Sunday morning I woke early, got ready, cried a little as I drove to church, and sat on the pew next to my brother. I told him what happened. Aaron turned to me and said, "You broke up? For how long? Or I guess it's a permanent thing." I laughed inside remembering a past relationship with a few not-so-permanent breakups, Aaron's question was a legitimate one. However, this break feels un-fixable on my end. I had done all I could and was at peace with claiming defeat. The question intrigued me and I spent a few moments mulling over what I would say to Bryce if he came back to me to pitch the idea of "us" again.

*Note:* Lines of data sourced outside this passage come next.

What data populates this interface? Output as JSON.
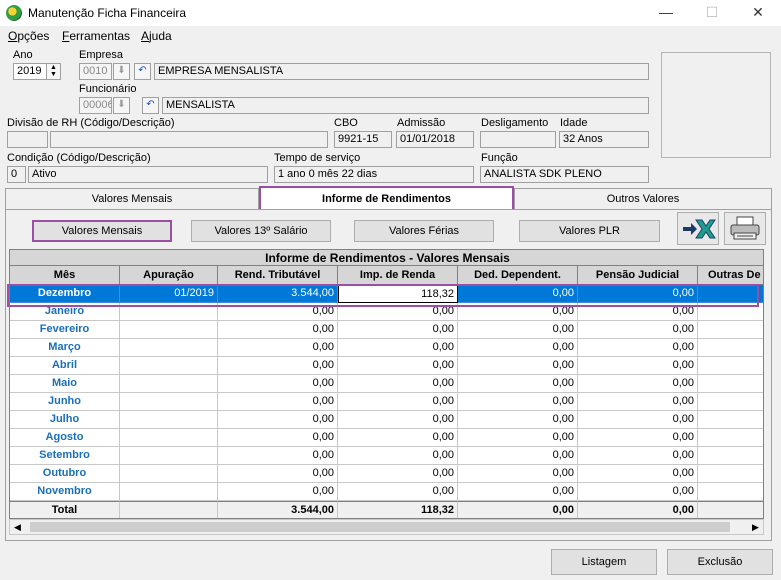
{
  "window": {
    "title": "Manutenção Ficha Financeira",
    "minimize": "—",
    "maximize": "☐",
    "close": "✕"
  },
  "menu": [
    "Opções",
    "Ferramentas",
    "Ajuda"
  ],
  "form": {
    "ano_label": "Ano",
    "ano_value": "2019",
    "empresa_label": "Empresa",
    "empresa_code": "0010",
    "empresa_name": "EMPRESA MENSALISTA",
    "funcionario_label": "Funcionário",
    "funcionario_code": "00006",
    "funcionario_name": "MENSALISTA",
    "divisao_label": "Divisão de RH (Código/Descrição)",
    "divisao_code": "",
    "divisao_desc": "",
    "cbo_label": "CBO",
    "cbo_value": "9921-15",
    "admissao_label": "Admissão",
    "admissao_value": "01/01/2018",
    "desligamento_label": "Desligamento",
    "desligamento_value": "",
    "idade_label": "Idade",
    "idade_value": "32 Anos",
    "condicao_label": "Condição (Código/Descrição)",
    "condicao_code": "0",
    "condicao_desc": "Ativo",
    "tempo_label": "Tempo de serviço",
    "tempo_value": "1 ano 0 mês 22 dias",
    "funcao_label": "Função",
    "funcao_value": "ANALISTA SDK PLENO"
  },
  "tabs": [
    "Valores Mensais",
    "Informe de Rendimentos",
    "Outros Valores"
  ],
  "subbuttons": [
    "Valores Mensais",
    "Valores 13º Salário",
    "Valores Férias",
    "Valores PLR"
  ],
  "grid": {
    "title": "Informe de Rendimentos - Valores Mensais",
    "columns": [
      "Mês",
      "Apuração",
      "Rend. Tributável",
      "Imp. de Renda",
      "Ded. Dependent.",
      "Pensão Judicial",
      "Outras De"
    ],
    "rows": [
      [
        "Dezembro",
        "01/2019",
        "3.544,00",
        "118,32",
        "0,00",
        "0,00",
        ""
      ],
      [
        "Janeiro",
        "",
        "0,00",
        "0,00",
        "0,00",
        "0,00",
        ""
      ],
      [
        "Fevereiro",
        "",
        "0,00",
        "0,00",
        "0,00",
        "0,00",
        ""
      ],
      [
        "Março",
        "",
        "0,00",
        "0,00",
        "0,00",
        "0,00",
        ""
      ],
      [
        "Abril",
        "",
        "0,00",
        "0,00",
        "0,00",
        "0,00",
        ""
      ],
      [
        "Maio",
        "",
        "0,00",
        "0,00",
        "0,00",
        "0,00",
        ""
      ],
      [
        "Junho",
        "",
        "0,00",
        "0,00",
        "0,00",
        "0,00",
        ""
      ],
      [
        "Julho",
        "",
        "0,00",
        "0,00",
        "0,00",
        "0,00",
        ""
      ],
      [
        "Agosto",
        "",
        "0,00",
        "0,00",
        "0,00",
        "0,00",
        ""
      ],
      [
        "Setembro",
        "",
        "0,00",
        "0,00",
        "0,00",
        "0,00",
        ""
      ],
      [
        "Outubro",
        "",
        "0,00",
        "0,00",
        "0,00",
        "0,00",
        ""
      ],
      [
        "Novembro",
        "",
        "0,00",
        "0,00",
        "0,00",
        "0,00",
        ""
      ]
    ],
    "total": [
      "Total",
      "",
      "3.544,00",
      "118,32",
      "0,00",
      "0,00",
      ""
    ]
  },
  "footer": {
    "listagem": "Listagem",
    "exclusao": "Exclusão"
  },
  "colors": {
    "accent": "#9b4fa3",
    "selection": "#0078d7",
    "month_text": "#1a6fb8"
  }
}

I stopped dead in my mental tracks. "Liann. Live in the present." The thought resounded loudly in my mind.
This concept of living in the present is one we talked about in my yoga teacher training. When in a difficult or uncomfortable yoga pose people often think, "Oh man! Oh man! When is this going to be over?" Or if you're me you are simply counting your breaths swearing you'll kill the teacher if she doesn't stick to the "5 more breaths" like she promised. Whatever it is, people tend to escape the pain by putting their minds anywhere else but on their mat in that moment.

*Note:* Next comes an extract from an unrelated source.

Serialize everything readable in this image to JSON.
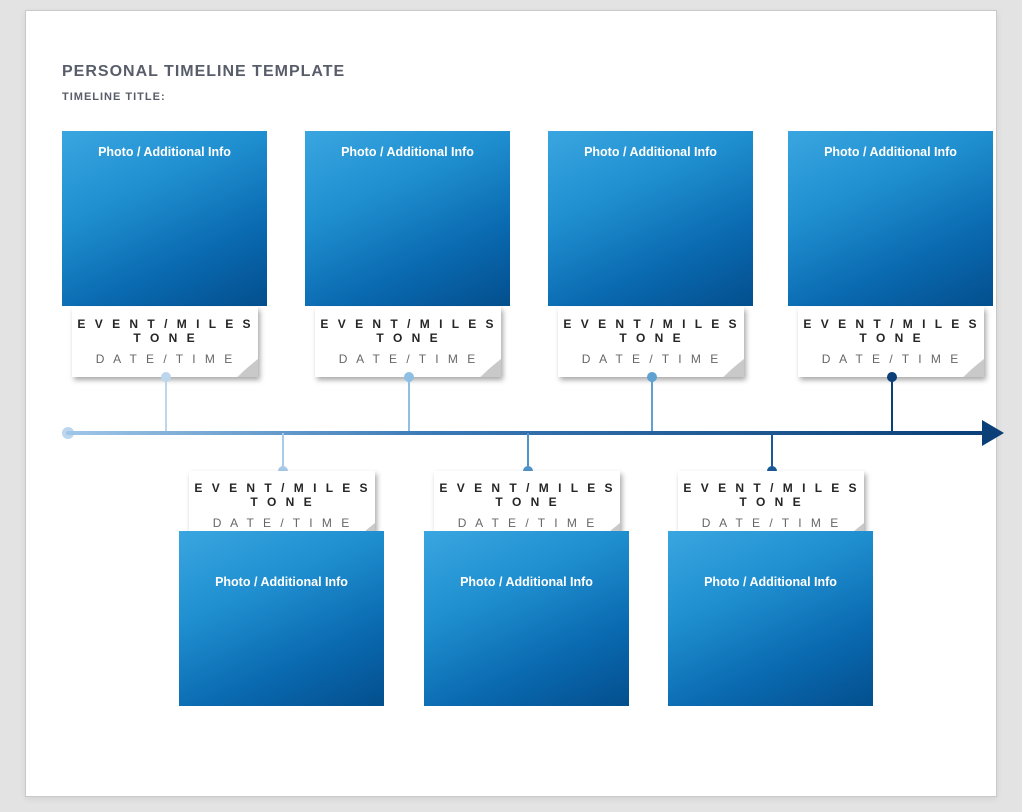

So I thought, "Well, what is in your present?" The answer:
emptiness
At that moment I could feel the empty space in my chest and stomach. It was as if I could inhale and inhale and never fill that space. It felt wide, expansive. As I looked into that space I felt a little uncomfortable, scared even.
I then asked myself, "What do you want to fill this space with Liann?"

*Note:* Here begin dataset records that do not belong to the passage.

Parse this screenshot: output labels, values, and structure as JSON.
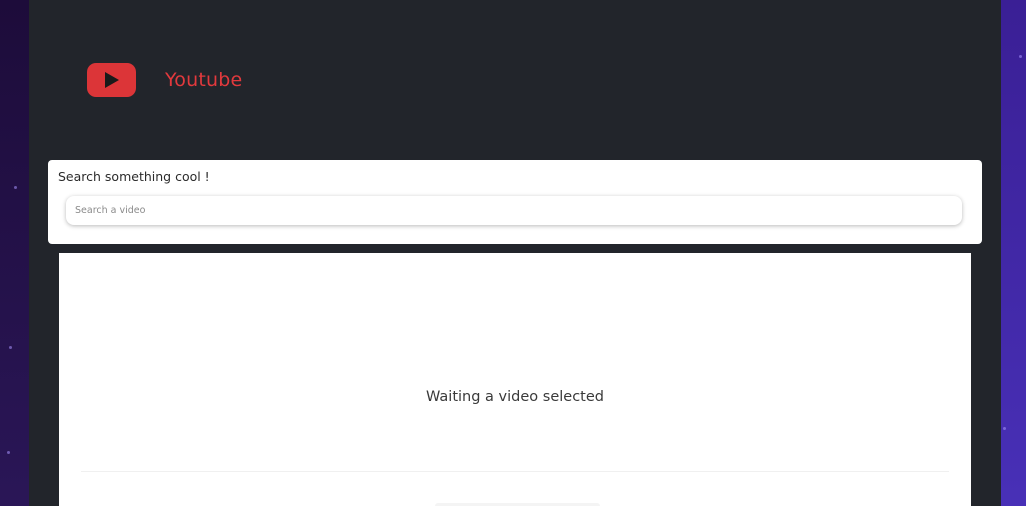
{
  "app": {
    "brand_name": "Youtube",
    "brand_color": "#e2393d",
    "logo_icon": "youtube-play-icon"
  },
  "search": {
    "label": "Search something cool !",
    "placeholder": "Search a video",
    "value": ""
  },
  "player": {
    "status_text": "Waiting a video selected"
  },
  "colors": {
    "page_background": "#22252b",
    "accent_red": "#dc3538",
    "left_edge": "#1d0c3a",
    "right_edge": "#4830b7"
  }
}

"I could fill it with bitterness, resentment, and sadness." I answered. Which is something I have done in the past. I poisoned my heart so much that it took years and even a 7 month long trip to India before I was fully able to love again. I shuddered.
With that emptiness tugging at me I then thought, "Or, I could fill it with other things." I then thought of how much more time, more emotional energy, more thinking "space" I have now that I'm not dating Bryce. I can make more friends in my current ward, read more books, focus on yoga more, spend more time at the gym, set aside more time for me and God, sign up for that book binding class I found weeks ago, and maybe even spare some vacation days for a trip to Europe next year.
I became hopeful with the possibilities of what I could do with all that empty space.
Whenever I find myself thinking unhelpful thoughts about Bryce and I (things like daydreaming about what I'd say to Bryce if he came back) I stop myself. I remind myself that that isn't in my present. I then meditate on that empty space I found so unpleasant and yet so hopeful. And whatever I feel passes.
While I am still allowing myself time to mourn, to work through the past as it relates to my present, I am careful about what I am filling my present emptiness with. And I've noticed that each time I peak into that empty space within me I find that a few more things have slipped themselves into there and it doesn't feel so vast and scary anymore.